In diesem Artikel schauen wir uns die Grundsätze zur Kapitalerhaltung in der GmbH an, nachdem wir uns bereits mit den Grundsätzen zur Kapitalaufbringung und deren Bedeutung für die finanzielle Stabilität einer GmbH und den effektiven Gläubigerschutz beschäftigt haben. Während die Kapitalaufbringung die Bereitstellung der notwendigen Gesellschaftereinlagen im Rahmen der GmbH-Gründung und bei Kapitalerhöhungen betrifft, zielen die Grundsätze zur Kapitalerhaltung darauf ab, diese Kapitalbasis zu bewahren und vor einem unzulässigen Zugriff der Gesellschafter zu schützen.

Die Regelungen in den §§ 30 und 31 GmbHG bilden die wesentliche Basis für die Grundsätze zur Kapitalerhaltung, indem sie die Ausschüttungen an die Gesellschafter begrenzen und dadurch verhindern, dass diese aus dem Stammkapital der GmbH erfolgen. Wie die Grundsätze zur Kapitalaufbringung tragen auch die Grundsätze zur Kapitalerhaltung dazu bei, das Vertrauen in die GmbH als solide Rechtsform zu stärken.

Inhalt:

  1. Übersicht über die Grundsätze zur Kapitalerhaltung in der GmbH
  2. Verbot von Auszahlungen an Gesellschafter
  3. Verbot von Auszahlungen bei Unterbilanz bzw. Überschuldung
  4. Erweiterung des Auszahlungsverbots
  5. Rückzahlung von Nachschüssen unter besonderen Voraussetzungen
  6. Rechtsfolgen einer unzulässigen Auszahlung
  7. Ausfallhaftung der Gesellschafter
  8. Haftung der Geschäftsführer
  9. Verjährung der Erstattungs- und Haftungsansprüche

1. Übersicht über die Grundsätze zur Kapitalerhaltung in der GmbH

Die Grundsätze zur Kapitalerhaltung spielen eine wesentliche Rolle für die Akzeptanz der GmbH als solide Rechtsform im Wirtschaftsverkehr, die im wesentlichen in den §§ 30, 31 GmbHG geregelt sind. Ziel dieser Bestimmungen ist es, das Stammkapital der GmbH vor dem Entzug der Gesellschafter zu schützen und sicherzustellen, dass es in der gesetzlichen festgelegten Mindesthöhe erhalten bleibt. Dies dient dem Interesse der Gläubiger und der finanziellen Stabilität der GmbH.

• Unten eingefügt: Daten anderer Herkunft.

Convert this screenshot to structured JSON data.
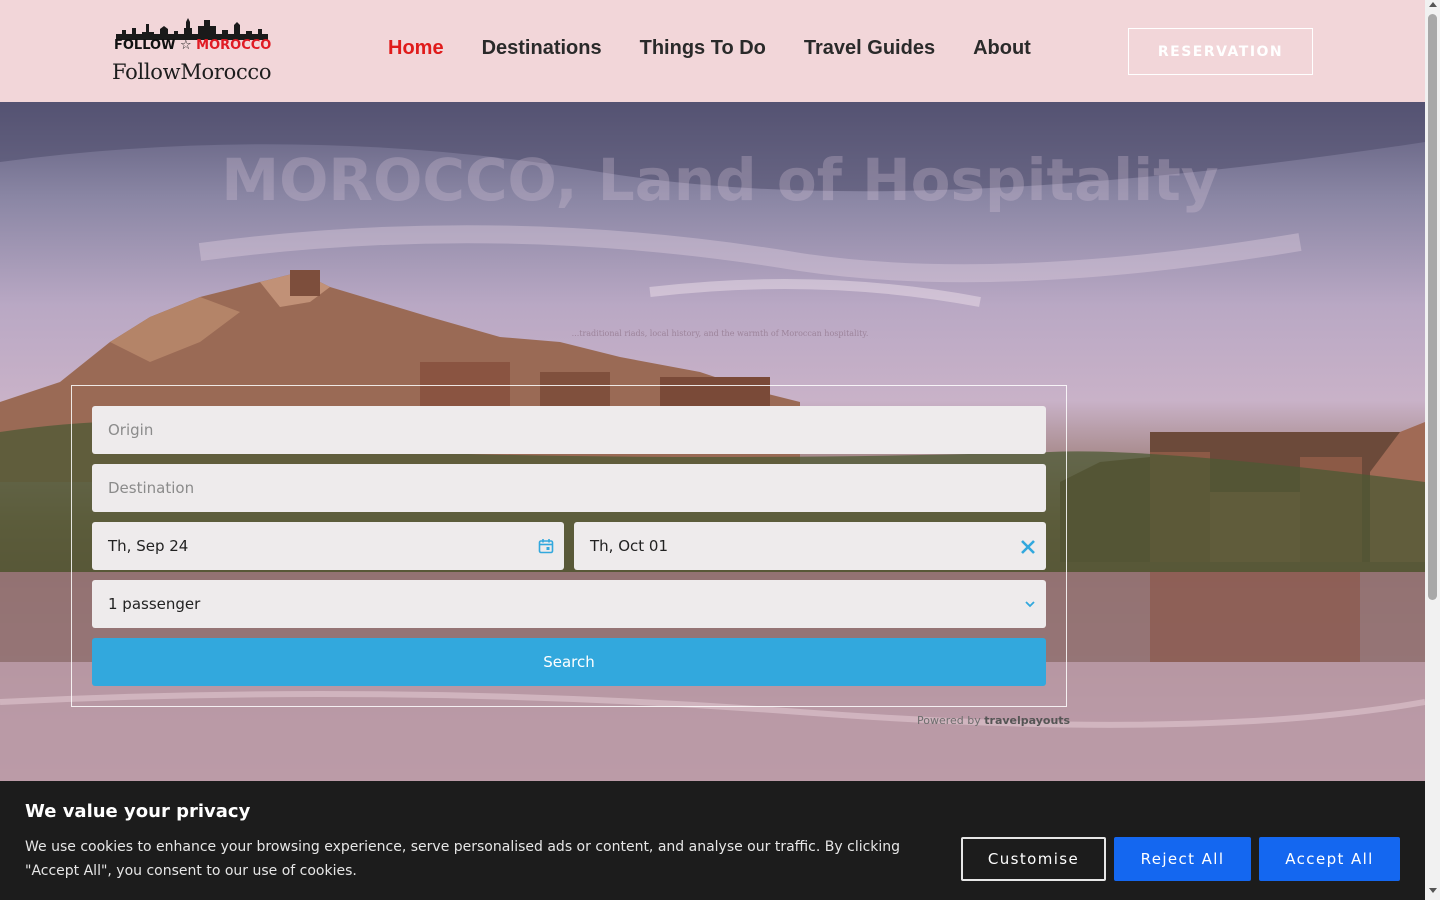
{
  "header": {
    "logo_badge_left": "FOLLOW",
    "logo_badge_star": "☆",
    "logo_badge_right": "MOROCCO",
    "logo_name": "FollowMorocco",
    "nav": [
      "Home",
      "Destinations",
      "Things To Do",
      "Travel Guides",
      "About"
    ],
    "active_nav": "Home",
    "reservation_label": "RESERVATION"
  },
  "hero": {
    "title": "MOROCCO, Land of Hospitality",
    "subtitle": "...traditional riads, local history, and the warmth of Moroccan hospitality."
  },
  "search": {
    "origin_placeholder": "Origin",
    "destination_placeholder": "Destination",
    "depart_date": "Th, Sep 24",
    "return_date": "Th, Oct 01",
    "passengers": "1 passenger",
    "search_label": "Search",
    "powered_by": "Powered by",
    "powered_brand": "travelpayouts"
  },
  "cookie": {
    "title": "We value your privacy",
    "text": "We use cookies to enhance your browsing experience, serve personalised ads or content, and analyse our traffic. By clicking \"Accept All\", you consent to our use of cookies.",
    "customise_label": "Customise",
    "reject_label": "Reject All",
    "accept_label": "Accept All"
  },
  "colors": {
    "header_bg": "#f2d6d9",
    "nav_active": "#e01b1b",
    "search_button": "#32a8dd",
    "cookie_bg": "#1c1c1c",
    "cookie_button": "#1467f0"
  },
  "icons": [
    "calendar-icon",
    "close-icon",
    "chevron-down-icon"
  ]
}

Die grundlegende Norm ist § 30 Abs. 1 GmbHG, die besagt, dass die Auszahlung von Vermögen an die Gesellschafter verboten ist, soweit es zur Erhaltung des Stammkapitals erforderlich ist. Verbotene Zahlungen an Gesellschafter sind gem. § 31 Abs. 1 GmbHG von diesen wieder an die GmbH zurückzuzahlen. Ist ein Gesellschafter dazu finanziell nicht in der Lage, haften die übrigen Gesellschafter entsprechend ihres Anteils am Stammkapital, was als Ausfallhaftung bezeichnet wird (§ 31 Abs. 3 GmbHG).

Die Grundsätze zur Kapitalerhaltung sollen sicherstellen, dass das Vermögen der GmbH ausreicht, um die Verbindlichkeiten der Gesellschaft zu decken. Im Falle einer Unterbilanz bzw. Unterdeckung, bei der das Stammkapital nicht oder nicht vollständig durch das Nettovermögen der Gesellschaft gedeckt ist, sind Auszahlungen an Gesellschafter verboten. Gleiches gilt, wenn eine Unterbilanz bzw. Unterdeckung durch die Auszahlung erst entsteht. Allerdings ist hier zwischen Unterbilanz und bilanzieller Überschuldung zu unterschieden, wobei letztere dann vorliegt, wenn kein Überschuss der Aktiva über die Passiva mehr vorhanden ist.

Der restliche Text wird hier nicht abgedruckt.